Marie-Thérèse Marguerite Jeanne (Maïté) Duval (Maïté Rijkhart de Voogd-Duval, Renazé, 26 March 1944 – Zutphen, 2 November 2019) was a French-born Dutch sculptress and drafter.

Life and work 
Maïté Duval was born in Renazé (Mayenne, Pays de la Loire, France) and studied literature at the University of Rouen Normandy. In 1968 she moved to the Netherlands where she started her career as a self-taught sculptress in 1974. Her work was presented at many group and solo exhibitions, including those at Museum Henriette Polak (Zutphen, 1978 and 1996), Singer Museum (Laren, North Holland, 1983), Galerie Mia Joosten (Amsterdam, 1998), Beeldentuin Interart (Heeswijk, 1993–1999) and Den Haag Sculptuur (The Hague, 2003).

Duval lived and worked in Zutphen, where she exhibited her works in her atelier and sculpture garden. She was married to the painter Thierry Rijkhart de Voogd (1944–1999), who was likewise of French birth. 

Duval became known as a sculptress of "the female form", although there were important exceptions, like De Gans (The Goose, 1981) and IJsberen (Polar bears, 1986).

Duval died at the age of 75. Her sculpture Ingekeerd (Introverted, 1989) was placed on her grave in Zutphen.

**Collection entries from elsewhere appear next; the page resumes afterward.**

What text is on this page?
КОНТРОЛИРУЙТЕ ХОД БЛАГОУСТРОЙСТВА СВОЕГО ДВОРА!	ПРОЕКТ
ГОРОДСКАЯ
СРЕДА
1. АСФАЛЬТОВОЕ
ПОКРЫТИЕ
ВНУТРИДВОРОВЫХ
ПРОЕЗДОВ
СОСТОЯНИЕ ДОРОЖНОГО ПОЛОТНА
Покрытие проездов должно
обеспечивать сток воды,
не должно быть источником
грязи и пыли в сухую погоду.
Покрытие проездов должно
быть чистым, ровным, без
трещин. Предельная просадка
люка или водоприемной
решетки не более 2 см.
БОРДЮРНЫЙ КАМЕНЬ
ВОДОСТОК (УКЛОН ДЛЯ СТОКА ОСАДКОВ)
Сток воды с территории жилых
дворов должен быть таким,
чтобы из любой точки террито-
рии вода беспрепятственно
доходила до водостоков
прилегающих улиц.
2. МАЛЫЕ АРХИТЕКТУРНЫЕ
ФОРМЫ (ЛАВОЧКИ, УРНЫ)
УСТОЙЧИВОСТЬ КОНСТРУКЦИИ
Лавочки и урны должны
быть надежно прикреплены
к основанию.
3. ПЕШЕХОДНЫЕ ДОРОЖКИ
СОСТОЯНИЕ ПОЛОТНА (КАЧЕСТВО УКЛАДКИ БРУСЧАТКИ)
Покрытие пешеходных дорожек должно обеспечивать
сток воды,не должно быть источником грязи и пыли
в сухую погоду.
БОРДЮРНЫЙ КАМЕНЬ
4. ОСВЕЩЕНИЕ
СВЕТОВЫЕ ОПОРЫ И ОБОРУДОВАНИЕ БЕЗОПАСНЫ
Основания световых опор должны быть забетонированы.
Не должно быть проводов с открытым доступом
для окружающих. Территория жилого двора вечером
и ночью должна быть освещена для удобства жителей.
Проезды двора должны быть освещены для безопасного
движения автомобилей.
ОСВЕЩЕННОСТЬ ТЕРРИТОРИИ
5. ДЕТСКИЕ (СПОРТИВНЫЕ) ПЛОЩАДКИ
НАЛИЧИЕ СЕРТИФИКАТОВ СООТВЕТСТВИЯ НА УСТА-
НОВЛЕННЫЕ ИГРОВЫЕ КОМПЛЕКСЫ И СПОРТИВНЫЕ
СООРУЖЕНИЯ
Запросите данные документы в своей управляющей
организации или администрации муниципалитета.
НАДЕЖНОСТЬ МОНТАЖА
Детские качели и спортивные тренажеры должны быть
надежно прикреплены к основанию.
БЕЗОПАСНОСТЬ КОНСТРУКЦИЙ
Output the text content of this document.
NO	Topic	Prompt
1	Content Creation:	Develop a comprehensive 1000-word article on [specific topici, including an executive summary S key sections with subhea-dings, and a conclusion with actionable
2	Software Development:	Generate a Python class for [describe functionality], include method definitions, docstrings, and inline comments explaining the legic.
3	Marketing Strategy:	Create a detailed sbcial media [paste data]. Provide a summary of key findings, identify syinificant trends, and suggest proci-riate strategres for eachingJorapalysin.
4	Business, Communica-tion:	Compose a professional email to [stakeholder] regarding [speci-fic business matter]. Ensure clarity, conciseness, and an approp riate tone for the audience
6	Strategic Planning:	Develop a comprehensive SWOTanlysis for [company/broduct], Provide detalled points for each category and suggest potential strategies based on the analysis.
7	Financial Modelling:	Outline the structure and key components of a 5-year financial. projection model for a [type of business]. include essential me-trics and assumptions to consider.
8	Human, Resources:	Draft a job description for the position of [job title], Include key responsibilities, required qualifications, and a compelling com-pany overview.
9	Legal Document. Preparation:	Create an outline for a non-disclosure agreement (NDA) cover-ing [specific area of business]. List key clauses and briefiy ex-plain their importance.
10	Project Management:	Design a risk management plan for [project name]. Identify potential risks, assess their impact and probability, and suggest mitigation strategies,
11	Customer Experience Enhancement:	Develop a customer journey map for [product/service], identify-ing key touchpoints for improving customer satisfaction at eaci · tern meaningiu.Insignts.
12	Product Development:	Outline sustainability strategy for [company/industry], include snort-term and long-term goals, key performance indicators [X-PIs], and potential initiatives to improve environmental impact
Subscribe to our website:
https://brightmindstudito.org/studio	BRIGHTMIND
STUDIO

Statues by Duval in the public space 
The dates given for each sculpture are the years of creation and subsequent copies at the original locations. Statues include:
 Bérendine (1976), municipal school in Voorst (1977), De Beukenhof in Loosdrecht (1987)
 Schouders (1976, Shoulders), Centraal Beheer, Apeldoorn
 Torso cambré (1979, Arched torso), De Hanzehof, Zutphen (1996)
 Rêverie (1980), town hall of Voorst in Twello (1982) and De Sokkerwei, Castricum (2003)
 De Gans (1981, The Goose), town hall of Deventer (1982), Voorst (1987) and Kleidijk, Rhoon (2003)
 Else (1982), 't Veld Paasberg, Terborg (1989) and Oude Bornhof, Zutphen (1990)
 Bérendine (1984), Lochem (1987), De Scheg, Deventer
 Bérendine (1985), town hall Zutphen, location Warnsveld
 Zuster van het Gemeene Leven op het bleekveld (1985, Sister of the Common Life on the bleaching field), Agnietenhof, Zutphen. Also a preparatory study in Museum Catharijneconvent, Utrecht
 Monument Stormramp of 1925 (1985, Tornado monument), Kerkplein, Borculo 
 IJsberen (1986, Polar bears), Callunaplein, Dieren
 IJsberen – small version (1986), Verpleeghuis Lückerheide, Kerkrade (1994) and 't Bouwhuis, Enschede (2004)
 Rust na arbeid (1987, Rest after work), Dorpsplein, Klarenbeek
 De Sprong (1987, The jump), Henriette Polaklaan, Zutphen (1996)
 Paula in kamerjas (1988, Paula in Dressing Gown) in the Sculpture Garden of Museum de Fundatie (Heino, Netherlands) and previously in the nursing home De Hoogweide, Lochem (1994), Medisch Spectrum Twente, Enschede (1998) and in Hoog Soeren (2010)
 Melancholie (1991, Melancholia), Museum Henriette Polak, Zutphen. In 2009 relocated to the entrance hall of the Stedelijk Museum Zutphen
 Draaiende vrouw (1991, Spinning woman), ING Bank, Zutphen (1997)
 Ainsi Soit-elle (1992, This is who she is), De Koppellaan, Beek en Donk (1994), Stationsstraat, Apeldoorn (1995) and Belvédère, Breda (2007)
 Geste libre (1996, Free gesture), Frans Halslaan, Zutphen (2006)
 Volupté (2000); Beeldenboulevard Papendrecht (Sculpture Boulevard), Merwehoofd, Papendrecht, the Netherlands, 2011; Deventerweg, Zutphen, 2022.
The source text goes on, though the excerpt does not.